Picturing the intermediary. Artistic consciousness in representations of Saint Luke painting the Virgin in Netherlandish art: the case of Van der Weyden’s Saint Luke
Annette de Vries, University of Groningen

Although the visual representation of Saint Luke painting the Virgin was more dispersed in terms of time, geography and genre, art historical research in the last three decades has concentrated mainly on fifteenth- and sixteenth-century northern panel painting. An inclination can be discerned to interpret those paintings as a kind of northern pictorial counterpart to the written art treatises of the Italian Renaissance. No doubt this approach has enriched our perception of representations of Saint Luke painting the Virgin as exponents of a growing artistic consciousness of the artist. At the same time, however, it also has shifted the attention away from the religious forces at work in this process of artistic self-assertion. My aim is to point out that an approach that considers (interrelated) notions of religious and artistic mediation is fruitful for our comprehension of the phenomenon of artistic consciousness in representations of Saint Luke painting the Virgin. This is demonstrated by considering closely the ‘founding image’ of this pictorial motif, Rogier van der Weyden’s Saint Luke drawing the Virgin (c. 1435), in relation to one of its possible artistic prototypes, Van Eyck’s Rolin Madonna.

There are some obvious pictorial differences between those two paintings which are relevant to our understanding of Van der Weyden’s Saint Luke: first, the inversion of the leading figures; second, the transfer of the red garment; and third, the inclusion of the iconographical type of the Maria Lactans. Van der Weyden’s ‘amendments’ all seem to emphasize the importance of the depicted figures – Saint Luke and the Virgin - as religious mediators, thus underscoring the devotional connotations of the painting. The Virgin is situated at the dexter or right side of Saint Luke, following a format of figural positioning that was to become predominant in fifteenth-century devotional diptychs. Moreover, Saint Luke is dressed in the red or scarlet hue of the garment of the Virgin in the Rolin Madonna. The colour red had a wide range of symbolic connotations (expensive, high grade, elevation). I suggest that Van der Weyden consciously tries to evoke the devotional, intellectual and virtuous connotations paired with the colour red to underscore Saint Luke’s importance as a religious mediator. On the other hand, his choice of a Maria Lactans focuses the attention on the mediating role of Mary. Van der Weyden favors this popular devotional type of Madonna above the traditional prototype of the frontal Virgin Hodegitria (which in the Byzantine tradition always had been associated with the legend of Saint Luke). In late medieval time the nursing Mary had strong devotional connotations stressing the intercessory role of Mary (redemption of mankind by Christ as human, the role of Mary’s breasts in pleading on behalf of humankind, spiritual nourishing).

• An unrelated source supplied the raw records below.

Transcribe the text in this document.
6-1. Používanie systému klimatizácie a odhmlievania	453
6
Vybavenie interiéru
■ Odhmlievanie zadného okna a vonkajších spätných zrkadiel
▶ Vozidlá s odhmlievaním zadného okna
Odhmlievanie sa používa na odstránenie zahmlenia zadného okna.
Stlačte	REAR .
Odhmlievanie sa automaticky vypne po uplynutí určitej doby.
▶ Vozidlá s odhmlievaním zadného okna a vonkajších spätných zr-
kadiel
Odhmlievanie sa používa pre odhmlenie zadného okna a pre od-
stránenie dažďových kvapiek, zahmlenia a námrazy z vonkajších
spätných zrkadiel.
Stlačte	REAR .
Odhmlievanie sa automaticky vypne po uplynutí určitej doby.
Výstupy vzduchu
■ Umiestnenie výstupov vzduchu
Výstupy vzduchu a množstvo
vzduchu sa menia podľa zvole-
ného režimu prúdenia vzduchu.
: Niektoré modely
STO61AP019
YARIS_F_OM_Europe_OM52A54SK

By picturing the protagonists Saint Luke and the Virgin Mary as religious mediators par excellence Van der Weyden gradually comes forward as a mediator in his own right. The fact that Saint Luke portrays the Virgin by way of a silverpoint drawing is essential in this context. It directly refers to contemporary artistic practice in which the use of models and prototypes was widespread. Van der Weyden’s Saint Luke bears ample testimony of the transfer of functional roles from saint/religious story to painter/artistic practice, all focusing on the notion of visibility and accessibility. To sum up: Van der Weyden’s Saint Luke drawing the Virgin reveals artistic consciousness by commenting upon artistic traditions and by doing so presents a visual argument for the role and function of the artist and his art, one at that time still predominantly religiously defined.